WASHINGTON, D.C. — With an increase in chemical tankcar shipments that make up their largest commodity category, North America’s regional and short line railroads set back-to-back 2010 volume peaks in the last two weeks.

The 343 carriers tracked by RMI’s RailConnect report — which is more than half the estimated 550 short lines in the U.S. and Canada – originated 106,232 shipments of all types in the week ending Oct. 2, after 104,254 in the Sept. 25 week.

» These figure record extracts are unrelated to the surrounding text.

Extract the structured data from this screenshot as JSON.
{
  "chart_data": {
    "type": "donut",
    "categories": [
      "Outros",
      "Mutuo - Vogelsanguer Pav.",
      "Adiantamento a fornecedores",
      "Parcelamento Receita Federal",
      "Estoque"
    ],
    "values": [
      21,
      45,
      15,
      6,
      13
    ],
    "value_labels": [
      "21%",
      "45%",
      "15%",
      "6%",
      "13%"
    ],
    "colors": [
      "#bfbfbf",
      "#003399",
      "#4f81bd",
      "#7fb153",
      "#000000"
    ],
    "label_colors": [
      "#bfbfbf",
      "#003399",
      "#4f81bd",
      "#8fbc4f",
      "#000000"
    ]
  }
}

Before that, their 2010 peak volume had been the seven days ending Sept. 4, when they picked up 103,354 loads. RMI said the 106,232 loads in this year’s week 39 is the strongest since 109,441 in week 47 of 2008, which would have been a point that November just before traffic plunged as the financial crisis slashed freight demand.

Small railroads mainly specialize in a few commodities, and their top categories are chemicals, grain and a group of road-building or site-preparation construction materials of stone, clay and rock aggregate.

Chemical volume has been solid for a number of recent weeks, both for short lines and major railroads, but small railroads had their highest volume in chemicals this year with 16,494 carloads in the Oct. 2 week. Since chemicals are used in a wide range of industrial processes, from plastics to paints to pharmaceuticals, that suggests renewed demand from the factory sector for raw materials.

Intermodal volume is not a major part of the short line business, accounting for only about 7 percent of their overall traffic this year. However, RMI-reporting railroads originated more intermodal loads in the Oct. 2 week than any other period this year, with 8,397 loads compared with their previous 2010 peak of 8,121 three weeks earlier.